Physics-Aware Plotting
Use this skill for scientific figures, diagnostic plots, and slide or paper plots in research repositories.
Core Workflow
Before plotting, explicitly determine:
- What physical quantity is on each axis.
- What comparison or claim the figure is supposed to support.
- Whether linear or log scaling is physically appropriate.
Do not treat plotting as a purely cosmetic task. The chosen limits, scaling, and overlays should reveal the physical behavior that matters.
Publication Style
For paper or slide figures, use an ApJ/AAS-inspired scientific plotting style. Treat this as a set of principles, not a rigid rcParams block.
Prefer:
- clean white figure and axes backgrounds;
- readable serif or journal-compatible fonts, with consistent math text;
- compact figure proportions suitable for one-column or two-column paper layouts;
- inward ticks, visible minor ticks when they help interpretation, and ticks on the top/right when appropriate;
- moderate axis, tick, and line widths that remain legible after resizing;
- legends that explain the physical comparison without covering important data;
- high-resolution or vector output suitable for manuscript and slide reuse.
Avoid:
- decorative styles that obscure the data;
- overly large fonts or lines that make a figure look like a presentation mockup when it is meant for a paper;
- arbitrary color choices that make model families or observational datasets hard to distinguish;
- silently changing scientific units, scales, or limits to make a plot look nicer.
If the repository already defines a Matplotlib style such as apj, use it when it matches these principles. If no project style exists, implement only the minimal local styling needed for the requested figure, and keep those choices transparent in the code.
Axis-Range Rules
If the user specifies axis limits, follow them.
If limits are not specified:
- Choose ranges from the data and the intended physical message.
- Avoid meaningless empty decades on log axes.
- Do not default to extremely small lower bounds such as
1e-20unless the plotted quantity actually has meaningful structure there. - On log y-axes, prefer a lower bound around the smallest meaningful nonzero signal, observational point, or modeled feature that the figure is intended to show.
- Set the upper bound slightly above the maximum relevant curve or data point so structure is visible without excessive empty space.
- If the figure compares multiple redshifts, models, or panels, use consistent limits when that improves interpretability.
Interpretation Rules
- Prefer layouts that separate different physical concepts instead of overloading one panel.
- If a transformation changes the meaning of the plotted quantity, reflect that in labels and legends.
- Keep legends readable; increase legend size when the plot will be embedded in slides.
- When a figure is for slides or papers, prioritize clarity over showing every diagnostic variant.
Output Placement
Use these conventions when the repository has no stronger local rule:
- draft or diagnostic figures:
outputs/ - reusable tables behind figures:
data_save/ - figures required by slide compilation:
slides/assets/
Slide And Paper Figure Quality
When a figure is intended for slides or papers:
- Treat the output as publication-quality by default.
- Prefer vector
.pdfoutput for the figure actually inserted into the slide or manuscript. - If a raster companion is generated for quick viewing, export it at
>=500 dpi. - Do not treat low-resolution
.pngoutput as the canonical asset unless the user explicitly requests that.

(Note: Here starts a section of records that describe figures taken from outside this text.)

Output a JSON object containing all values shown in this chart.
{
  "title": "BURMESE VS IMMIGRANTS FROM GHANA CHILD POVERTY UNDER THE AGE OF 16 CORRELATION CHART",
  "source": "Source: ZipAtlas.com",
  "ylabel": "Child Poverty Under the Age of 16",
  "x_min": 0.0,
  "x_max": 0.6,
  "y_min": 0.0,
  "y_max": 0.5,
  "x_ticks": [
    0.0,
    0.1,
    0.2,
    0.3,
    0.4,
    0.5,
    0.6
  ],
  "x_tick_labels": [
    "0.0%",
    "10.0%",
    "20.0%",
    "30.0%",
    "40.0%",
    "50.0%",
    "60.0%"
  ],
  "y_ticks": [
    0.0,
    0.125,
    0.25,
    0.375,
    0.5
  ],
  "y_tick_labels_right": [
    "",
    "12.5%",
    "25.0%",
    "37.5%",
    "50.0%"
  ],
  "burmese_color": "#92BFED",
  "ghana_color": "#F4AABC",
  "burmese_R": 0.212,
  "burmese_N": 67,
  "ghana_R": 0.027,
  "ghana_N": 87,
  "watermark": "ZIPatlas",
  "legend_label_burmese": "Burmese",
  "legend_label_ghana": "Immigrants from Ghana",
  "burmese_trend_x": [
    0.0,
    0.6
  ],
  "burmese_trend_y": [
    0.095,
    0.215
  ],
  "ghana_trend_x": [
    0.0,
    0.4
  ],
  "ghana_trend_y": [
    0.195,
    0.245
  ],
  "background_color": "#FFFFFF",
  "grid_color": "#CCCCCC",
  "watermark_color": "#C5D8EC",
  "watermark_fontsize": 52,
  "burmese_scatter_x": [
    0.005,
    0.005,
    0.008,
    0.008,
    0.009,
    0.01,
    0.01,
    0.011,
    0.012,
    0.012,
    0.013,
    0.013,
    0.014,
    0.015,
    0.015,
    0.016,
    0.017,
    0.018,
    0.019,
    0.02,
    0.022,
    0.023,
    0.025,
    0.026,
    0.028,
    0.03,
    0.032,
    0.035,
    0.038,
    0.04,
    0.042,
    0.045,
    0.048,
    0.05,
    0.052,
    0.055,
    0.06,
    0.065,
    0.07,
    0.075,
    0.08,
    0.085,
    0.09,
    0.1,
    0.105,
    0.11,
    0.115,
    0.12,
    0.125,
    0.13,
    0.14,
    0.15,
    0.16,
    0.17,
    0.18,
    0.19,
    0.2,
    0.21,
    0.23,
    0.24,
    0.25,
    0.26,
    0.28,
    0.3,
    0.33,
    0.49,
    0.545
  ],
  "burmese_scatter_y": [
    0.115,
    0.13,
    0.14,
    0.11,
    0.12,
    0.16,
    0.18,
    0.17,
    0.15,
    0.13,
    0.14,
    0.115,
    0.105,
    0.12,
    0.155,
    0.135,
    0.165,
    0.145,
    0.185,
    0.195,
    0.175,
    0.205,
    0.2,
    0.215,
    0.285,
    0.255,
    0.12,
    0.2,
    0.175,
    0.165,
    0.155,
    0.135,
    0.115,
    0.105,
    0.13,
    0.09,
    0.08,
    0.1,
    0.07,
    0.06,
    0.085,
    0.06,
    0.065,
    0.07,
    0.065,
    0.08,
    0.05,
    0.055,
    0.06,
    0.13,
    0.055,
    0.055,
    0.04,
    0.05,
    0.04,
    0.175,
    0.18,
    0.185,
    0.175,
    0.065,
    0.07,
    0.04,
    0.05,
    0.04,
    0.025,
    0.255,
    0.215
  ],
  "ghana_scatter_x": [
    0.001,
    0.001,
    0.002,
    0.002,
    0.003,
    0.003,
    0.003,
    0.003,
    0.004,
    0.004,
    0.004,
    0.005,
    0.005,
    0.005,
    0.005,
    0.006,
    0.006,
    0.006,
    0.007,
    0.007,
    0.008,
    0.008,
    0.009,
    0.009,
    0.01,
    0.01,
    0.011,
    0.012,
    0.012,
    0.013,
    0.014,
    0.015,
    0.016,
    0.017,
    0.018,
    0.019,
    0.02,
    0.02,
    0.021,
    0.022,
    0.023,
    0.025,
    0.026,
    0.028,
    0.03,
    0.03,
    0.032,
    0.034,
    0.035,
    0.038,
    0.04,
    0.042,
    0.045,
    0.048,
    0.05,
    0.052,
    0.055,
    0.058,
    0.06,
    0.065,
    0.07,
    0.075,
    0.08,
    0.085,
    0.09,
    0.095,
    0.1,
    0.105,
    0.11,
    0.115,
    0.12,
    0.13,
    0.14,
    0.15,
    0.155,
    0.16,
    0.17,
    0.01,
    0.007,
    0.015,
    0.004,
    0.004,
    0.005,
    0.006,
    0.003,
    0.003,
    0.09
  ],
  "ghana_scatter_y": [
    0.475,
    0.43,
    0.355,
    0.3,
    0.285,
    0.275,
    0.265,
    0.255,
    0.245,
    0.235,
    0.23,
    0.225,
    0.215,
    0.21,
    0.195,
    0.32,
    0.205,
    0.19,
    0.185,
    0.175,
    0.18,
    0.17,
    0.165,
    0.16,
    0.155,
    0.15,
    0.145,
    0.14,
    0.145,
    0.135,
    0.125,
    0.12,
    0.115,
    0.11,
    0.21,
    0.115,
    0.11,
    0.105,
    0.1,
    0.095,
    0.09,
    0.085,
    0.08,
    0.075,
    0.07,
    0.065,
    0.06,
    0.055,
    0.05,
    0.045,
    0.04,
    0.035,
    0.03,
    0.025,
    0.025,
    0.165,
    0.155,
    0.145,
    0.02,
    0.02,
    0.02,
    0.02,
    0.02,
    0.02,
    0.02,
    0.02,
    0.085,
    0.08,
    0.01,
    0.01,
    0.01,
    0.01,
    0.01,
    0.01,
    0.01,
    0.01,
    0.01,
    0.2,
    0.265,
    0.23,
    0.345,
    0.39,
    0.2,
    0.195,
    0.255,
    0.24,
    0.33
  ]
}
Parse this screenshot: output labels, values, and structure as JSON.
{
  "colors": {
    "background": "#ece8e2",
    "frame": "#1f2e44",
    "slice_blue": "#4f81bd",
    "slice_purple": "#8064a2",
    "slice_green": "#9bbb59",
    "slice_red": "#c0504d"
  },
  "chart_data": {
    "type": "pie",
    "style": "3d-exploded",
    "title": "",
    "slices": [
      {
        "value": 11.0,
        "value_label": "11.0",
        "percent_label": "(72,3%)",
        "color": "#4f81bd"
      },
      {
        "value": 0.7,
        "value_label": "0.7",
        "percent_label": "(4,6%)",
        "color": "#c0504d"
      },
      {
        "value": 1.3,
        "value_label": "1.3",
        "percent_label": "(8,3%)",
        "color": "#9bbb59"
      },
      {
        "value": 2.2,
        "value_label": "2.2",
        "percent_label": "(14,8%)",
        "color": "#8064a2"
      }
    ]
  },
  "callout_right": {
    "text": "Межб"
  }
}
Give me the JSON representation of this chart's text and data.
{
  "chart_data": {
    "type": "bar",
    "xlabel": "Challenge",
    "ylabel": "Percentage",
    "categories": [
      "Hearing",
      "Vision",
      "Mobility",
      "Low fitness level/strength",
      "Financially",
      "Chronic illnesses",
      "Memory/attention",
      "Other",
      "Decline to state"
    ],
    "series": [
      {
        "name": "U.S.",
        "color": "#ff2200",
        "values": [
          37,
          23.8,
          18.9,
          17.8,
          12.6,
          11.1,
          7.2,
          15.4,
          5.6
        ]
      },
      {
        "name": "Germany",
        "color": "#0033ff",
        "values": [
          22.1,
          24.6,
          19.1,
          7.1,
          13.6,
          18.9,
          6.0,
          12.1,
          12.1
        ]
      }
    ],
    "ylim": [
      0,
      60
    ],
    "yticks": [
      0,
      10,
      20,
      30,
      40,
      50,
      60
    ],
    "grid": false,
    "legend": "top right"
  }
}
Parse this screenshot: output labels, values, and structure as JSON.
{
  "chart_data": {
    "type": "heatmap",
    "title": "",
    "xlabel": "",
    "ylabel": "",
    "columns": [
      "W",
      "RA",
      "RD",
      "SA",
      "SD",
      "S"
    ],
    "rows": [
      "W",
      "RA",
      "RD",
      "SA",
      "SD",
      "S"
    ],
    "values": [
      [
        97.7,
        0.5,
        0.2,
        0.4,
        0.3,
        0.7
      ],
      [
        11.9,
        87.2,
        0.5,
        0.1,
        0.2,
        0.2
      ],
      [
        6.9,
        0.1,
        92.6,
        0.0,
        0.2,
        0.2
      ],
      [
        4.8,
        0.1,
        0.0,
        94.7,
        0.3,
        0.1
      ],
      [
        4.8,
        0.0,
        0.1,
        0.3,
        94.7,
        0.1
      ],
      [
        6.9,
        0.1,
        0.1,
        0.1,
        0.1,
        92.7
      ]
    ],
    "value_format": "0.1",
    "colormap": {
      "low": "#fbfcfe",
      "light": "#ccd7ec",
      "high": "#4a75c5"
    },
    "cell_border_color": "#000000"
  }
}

Always use dpi=500 in fig.savefig() for figure outputs unless the user explicitly requests otherwise.
Cleanup Rule
When a slide figure is replaced, keep only the currently used asset in slides/assets/. Move one-off or historical plot variants to outputs/ instead of leaving stale slide assets in place.
Usage Examples
Example 1:
User asks: "Plot the UV luminosity function comparison at z=8."
The agent should first identify the x-axis and y-axis physical quantities, decide whether the luminosity function axis should be log-scaled, choose an ApJ/AAS-inspired publication style, choose y-limits around the meaningful model and observational range, then save the figure with dpi=500.
Example 2:
User asks: "The log plot has too much empty space below the curves."
The agent should inspect the smallest meaningful nonzero values, avoid arbitrary tiny lower bounds such as 1e-20, and set the lower limit near the physically relevant signal or observational threshold.
Example 3:
User asks: "Make this figure ready for slides."
The agent should prioritize readable labels and legends, export the canonical slide asset as vector PDF when possible, optionally create a high-DPI raster companion, and avoid leaving superseded files in slides/assets/.